Dr. Elizabeth Cahn, from the Multi-Regional Clinical Trials Center of Brigham and Women’s Hospital and Harvard, included tips for providers and researchers for communicating with patients and research participants, included below are an edited list:

  1. Slow down. This is necessary both because the information is likely to be new to the patient but also be-because it might be emotionally fraught (such as would be the case with a cancer diagnosis).
  2. Speak up and speak clearly. Older patients may be deaf or hard of hearing, and even with good hearing aids they may need speech to be louder. She noted that volume may be an especially big challenge today, given that most clinicians are wearing masks because of the COVID-19 pandemic.
  3. Face the person you are addressing. She says that doing so may help a clinician to “orient their humanity to the other person’s humanity.” “How is it that I can philosophically and emotionally recognize the human reality of that person, the human rights of that person, and help them with what might be an uncomfortable situation or even a crisis that they are dealing with?” she said.
  4. Convey information in chunks. Cahn advises that physicians do so because patients cannot take every piece of relevant information in at one time. One problem with research and health care consent documents is that they contain an enormous amount of information in a format that the average person is not prepared to assimilate. Given that fact, the person managing the consent process should be responsible for organizing information in consumable chunks; they should be prepared to repeat it as many times as necessary until the person can repeat it back and demonstrate they comprehend the information.

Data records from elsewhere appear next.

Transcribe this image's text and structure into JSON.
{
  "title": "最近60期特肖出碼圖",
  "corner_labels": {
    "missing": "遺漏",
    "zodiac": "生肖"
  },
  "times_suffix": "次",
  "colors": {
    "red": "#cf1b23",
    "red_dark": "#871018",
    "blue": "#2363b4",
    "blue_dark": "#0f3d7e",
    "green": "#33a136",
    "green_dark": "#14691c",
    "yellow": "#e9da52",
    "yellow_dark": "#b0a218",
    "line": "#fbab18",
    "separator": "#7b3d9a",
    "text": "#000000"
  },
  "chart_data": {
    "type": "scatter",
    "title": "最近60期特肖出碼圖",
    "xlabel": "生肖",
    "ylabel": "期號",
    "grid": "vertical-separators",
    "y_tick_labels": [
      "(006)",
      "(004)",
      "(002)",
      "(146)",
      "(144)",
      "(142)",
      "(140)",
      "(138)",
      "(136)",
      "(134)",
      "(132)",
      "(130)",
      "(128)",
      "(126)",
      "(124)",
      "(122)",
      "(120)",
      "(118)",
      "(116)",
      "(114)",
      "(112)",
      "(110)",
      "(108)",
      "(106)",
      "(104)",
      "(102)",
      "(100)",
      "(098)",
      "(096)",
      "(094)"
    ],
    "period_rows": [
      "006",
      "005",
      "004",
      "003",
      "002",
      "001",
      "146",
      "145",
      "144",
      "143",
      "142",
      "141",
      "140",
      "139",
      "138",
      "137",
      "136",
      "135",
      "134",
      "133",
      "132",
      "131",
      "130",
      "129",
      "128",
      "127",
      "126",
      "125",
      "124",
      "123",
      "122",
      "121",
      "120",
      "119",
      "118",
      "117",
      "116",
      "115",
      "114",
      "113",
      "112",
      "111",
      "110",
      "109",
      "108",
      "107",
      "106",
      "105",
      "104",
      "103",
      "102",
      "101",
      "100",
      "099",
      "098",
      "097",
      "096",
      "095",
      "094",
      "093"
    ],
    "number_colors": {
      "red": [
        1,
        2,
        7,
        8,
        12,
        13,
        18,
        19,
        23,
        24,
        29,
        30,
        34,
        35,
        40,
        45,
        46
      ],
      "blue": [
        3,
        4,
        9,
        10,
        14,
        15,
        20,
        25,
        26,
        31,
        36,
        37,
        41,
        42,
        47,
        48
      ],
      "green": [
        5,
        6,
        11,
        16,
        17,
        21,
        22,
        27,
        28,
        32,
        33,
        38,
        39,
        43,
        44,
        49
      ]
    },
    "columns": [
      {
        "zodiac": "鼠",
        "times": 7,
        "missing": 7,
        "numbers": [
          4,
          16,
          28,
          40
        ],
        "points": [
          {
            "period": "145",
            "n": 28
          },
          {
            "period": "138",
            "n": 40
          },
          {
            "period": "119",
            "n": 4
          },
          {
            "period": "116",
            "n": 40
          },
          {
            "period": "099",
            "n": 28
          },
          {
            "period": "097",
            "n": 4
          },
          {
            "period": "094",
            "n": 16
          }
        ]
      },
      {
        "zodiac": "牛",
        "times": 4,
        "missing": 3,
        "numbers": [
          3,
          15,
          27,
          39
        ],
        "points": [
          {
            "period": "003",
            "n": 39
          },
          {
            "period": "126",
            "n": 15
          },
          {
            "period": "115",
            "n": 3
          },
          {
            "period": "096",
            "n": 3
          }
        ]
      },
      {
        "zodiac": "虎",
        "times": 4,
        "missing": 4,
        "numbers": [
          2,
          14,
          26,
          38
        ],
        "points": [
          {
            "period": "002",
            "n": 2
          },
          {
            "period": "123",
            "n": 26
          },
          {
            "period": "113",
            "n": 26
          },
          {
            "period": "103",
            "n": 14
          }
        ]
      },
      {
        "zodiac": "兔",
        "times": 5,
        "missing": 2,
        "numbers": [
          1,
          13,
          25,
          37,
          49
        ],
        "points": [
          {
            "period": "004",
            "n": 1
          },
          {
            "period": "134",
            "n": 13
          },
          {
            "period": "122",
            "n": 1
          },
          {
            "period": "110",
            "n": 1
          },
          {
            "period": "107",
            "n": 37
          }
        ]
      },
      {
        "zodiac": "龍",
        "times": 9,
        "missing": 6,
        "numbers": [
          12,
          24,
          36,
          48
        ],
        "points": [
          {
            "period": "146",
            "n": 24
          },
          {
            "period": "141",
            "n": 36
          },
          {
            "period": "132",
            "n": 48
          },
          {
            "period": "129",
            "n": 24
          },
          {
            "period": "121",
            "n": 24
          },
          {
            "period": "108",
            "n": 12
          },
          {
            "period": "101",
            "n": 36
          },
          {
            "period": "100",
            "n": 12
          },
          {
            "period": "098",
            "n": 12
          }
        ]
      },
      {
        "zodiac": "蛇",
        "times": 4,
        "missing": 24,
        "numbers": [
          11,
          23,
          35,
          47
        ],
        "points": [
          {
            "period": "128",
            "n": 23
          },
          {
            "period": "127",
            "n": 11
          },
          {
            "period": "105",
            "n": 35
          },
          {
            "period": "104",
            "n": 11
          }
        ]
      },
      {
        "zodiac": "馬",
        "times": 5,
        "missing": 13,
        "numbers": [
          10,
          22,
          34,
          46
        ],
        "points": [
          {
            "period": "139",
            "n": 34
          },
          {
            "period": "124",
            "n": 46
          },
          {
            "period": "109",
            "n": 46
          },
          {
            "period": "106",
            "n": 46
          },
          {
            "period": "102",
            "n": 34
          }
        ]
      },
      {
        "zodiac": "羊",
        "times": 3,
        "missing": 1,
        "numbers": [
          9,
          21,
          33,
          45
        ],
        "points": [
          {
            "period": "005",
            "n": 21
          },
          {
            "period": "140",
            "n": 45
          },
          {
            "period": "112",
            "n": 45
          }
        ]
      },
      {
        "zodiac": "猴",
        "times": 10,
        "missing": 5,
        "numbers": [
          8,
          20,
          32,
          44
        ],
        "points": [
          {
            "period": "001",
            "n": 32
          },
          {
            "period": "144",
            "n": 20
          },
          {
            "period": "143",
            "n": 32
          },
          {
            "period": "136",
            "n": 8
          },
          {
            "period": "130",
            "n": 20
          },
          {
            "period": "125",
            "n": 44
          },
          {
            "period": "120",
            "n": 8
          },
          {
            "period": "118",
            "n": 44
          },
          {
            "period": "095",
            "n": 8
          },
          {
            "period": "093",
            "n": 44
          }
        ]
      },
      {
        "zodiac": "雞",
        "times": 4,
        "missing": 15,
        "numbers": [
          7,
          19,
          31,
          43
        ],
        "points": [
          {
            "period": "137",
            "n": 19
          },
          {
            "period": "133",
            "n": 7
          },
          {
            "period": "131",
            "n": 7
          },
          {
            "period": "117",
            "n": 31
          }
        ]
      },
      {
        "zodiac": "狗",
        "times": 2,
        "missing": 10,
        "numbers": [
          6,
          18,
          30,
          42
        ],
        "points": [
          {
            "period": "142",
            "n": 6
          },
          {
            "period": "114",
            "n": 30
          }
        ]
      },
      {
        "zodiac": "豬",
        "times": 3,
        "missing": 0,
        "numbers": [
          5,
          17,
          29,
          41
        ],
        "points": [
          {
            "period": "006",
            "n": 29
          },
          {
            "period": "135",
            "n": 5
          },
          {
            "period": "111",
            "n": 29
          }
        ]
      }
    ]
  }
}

  5. Use trained clinical trial navigators. Through her involvement with the Multi-Regional Clinical Trials Center, she has learned the importance of having such navigators for helping people to both enroll in and stay in trials. Clinical trial navigators give patients someone to talk to and ask questions of as they proceed through a clinical trial. She acknowledged that in a perfect world, patients would be able to ask questions of their oncologist or primary physician, but that is not practical in today’s medical system. Given time and access constraints, trained clinical trial navigators can fill that role.
  6. Provide clear trial summaries. Cahn also commented on how summaries could be made more comprehensible. To illustrate the problem, she recounted how she recently looked at her mother’s most recent clinical trial document. Her mother has had nine lines of treatment and been in four clinical trials over the past 30 years. The most recent document was 31 pages long, but it had what she said was a nice two-and-a-half-page summary at the beginning of the document. From this, Cahn concluded that a visual separation between the summary and the long, detailed description of the trial would be helpful to signal to the reader that the following discussion was something they could read at a later time. In addition to a brief summary, Cahn said she would like to see trial summaries include consistent presentation of a calendar that looks like a real calendar, not just a written list of when the person will have to give blood or receive an injection or scan.